When Carmen Rose moved to the Laurel Highlands more than three decades ago, the region reminded her of her homeland of Germany.
She was drawn in by its scenic beauty and the outdoor opportunities that abound here. Forbes State Forest and Laurel Summit State Park are only about five miles from her Boswell-area home, and you can find the 62-year-old on the mountain almost any day of the year.
“It’s my church. It’s where I can think clearly,” she said. “What I really like about the area is Forbes State Forest. I’m on any trail and every trail that there is. Every day I’m up here, especially since I’m not working anymore.”
When she saw a dogsled team bounding through the snow in the Laurel Highlands, it reminded her of a sport she had first become enamored with years earlier while living in Germany.

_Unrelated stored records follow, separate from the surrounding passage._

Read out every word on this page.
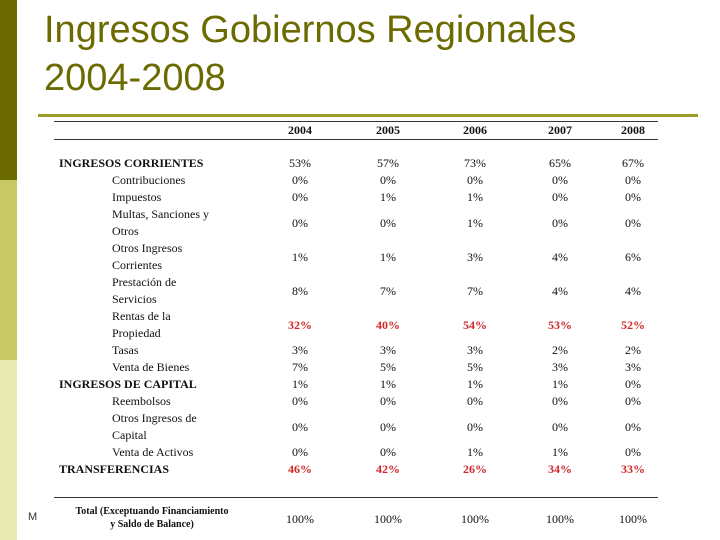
Ingresos Gobiernos Regionales
2004-2008
M
2004	2005	2006	2007	2008
INGRESOS CORRIENTES	53%	57%	73%	65%	67%
Contribuciones	0%	0%	0%	0%	0%
Impuestos	0%	1%	1%	0%	0%
Multas, Sanciones y
Otros
0%	0%	1%	0%	0%
Otros Ingresos
Corrientes
1%	1%	3%	4%	6%
Prestación de
Servicios
8%	7%	7%	4%	4%
Rentas de la
Propiedad
32%	40%	54%	53%	52%
Tasas	3%	3%	3%	2%	2%
Venta de Bienes	7%	5%	5%	3%	3%
INGRESOS DE CAPITAL	1%	1%	1%	1%	0%
Reembolsos	0%	0%	0%	0%	0%
Otros Ingresos de
Capital
0%	0%	0%	0%	0%
Venta de Activos	0%	0%	1%	1%	0%
TRANSFERENCIAS	46%	42%	26%	34%	33%
Total (Exceptuando Financiamiento
y Saldo de Balance)	100%	100%	100%	100%	100%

“I always had dogs. My very first dog team I saw running, I was 9 years old. It always stuck in my head,” she said. “When I moved here, I saw dog teams running. They ran the ski slope road. It rekindled that fire.”
At the time, Rose had five or six dogs – enough to make a team – that she walked every day. Then, in the middle of the night, she woke up with a clear vision: “I need to get a sled!” she recalled.
'We found each other'
She found one in Blair County and quickly discovered how much she and her dogs love their outings.
Over the years, she built up her stable. She currently has 18 dogs from all over the country – Maryland, South Carolina, New Hampshire, Michigan, and even Alaska. Rose has Siberian huskies, Alaskan huskies, German shepherds, and a tree and walker hound.
“More dogs found me as I went along. They just called me from the shelter, ‘Hey, we have this really cute husky. Do you want it?’ ‘Well, no I don’t …’ but I always took them. That’s how I acquired the dogs. They’re shelter dogs. They were just abandoned. We found each other.”
She can run as many as 10 at once, but on the trails in Forbes State Forest, she usually takes five or six dogs on an eight-mile run. She has raced her dogs in Warren County, Pa., as well as New Hampshire, New York, and Michigan, but Rose and her dogs are there to have fun, not win a prize.
“The mushers up north will tell you they run better when they are tied outside and you let them loose,” she said. “I just keep them as my friends most of all. They are my pets, and they work for me. They love to work.”
Rose’s husband, Les, said the dogs know that when the harness comes off the hook at their home it’s time to run, and they enthusiastically head for the door. The mountain seems to call to the dogs just as it does to Rose.
“There are times when I say I’m staying at home – knitting or reading or cleaning the house. And then I look outside and it’s like, ‘No. I can do that when I’m old,’ ” she said.
At home in the mountains
Rose’s proximity to trails makes it a natural destination for her and her dogs, no matter the season. They go hiking with her. Or she will hook two or three dogs to her mountain bike and go, maybe stopping to pick some blueberries or cranberries along the way. She even has a summer sled that looks like a big tricycle. She’ll go four or five miles with a team in the summer, return home and then load up another group of dogs for a run through Forbes State Forest.
“It’s beautiful any time of the year,” she said. “My favorite – I like what I’m doing with the dogs and the sled – but I love fall. When the seasons actually change, and it gets cold. Maybe a little bit of snow, freezing rain.”
Rose enjoys the solitude that she finds in the Laurel Highlands.
“It’s my home. I made it my home,” she said. “The area, what’s special about it is we can go out and get away from it all.”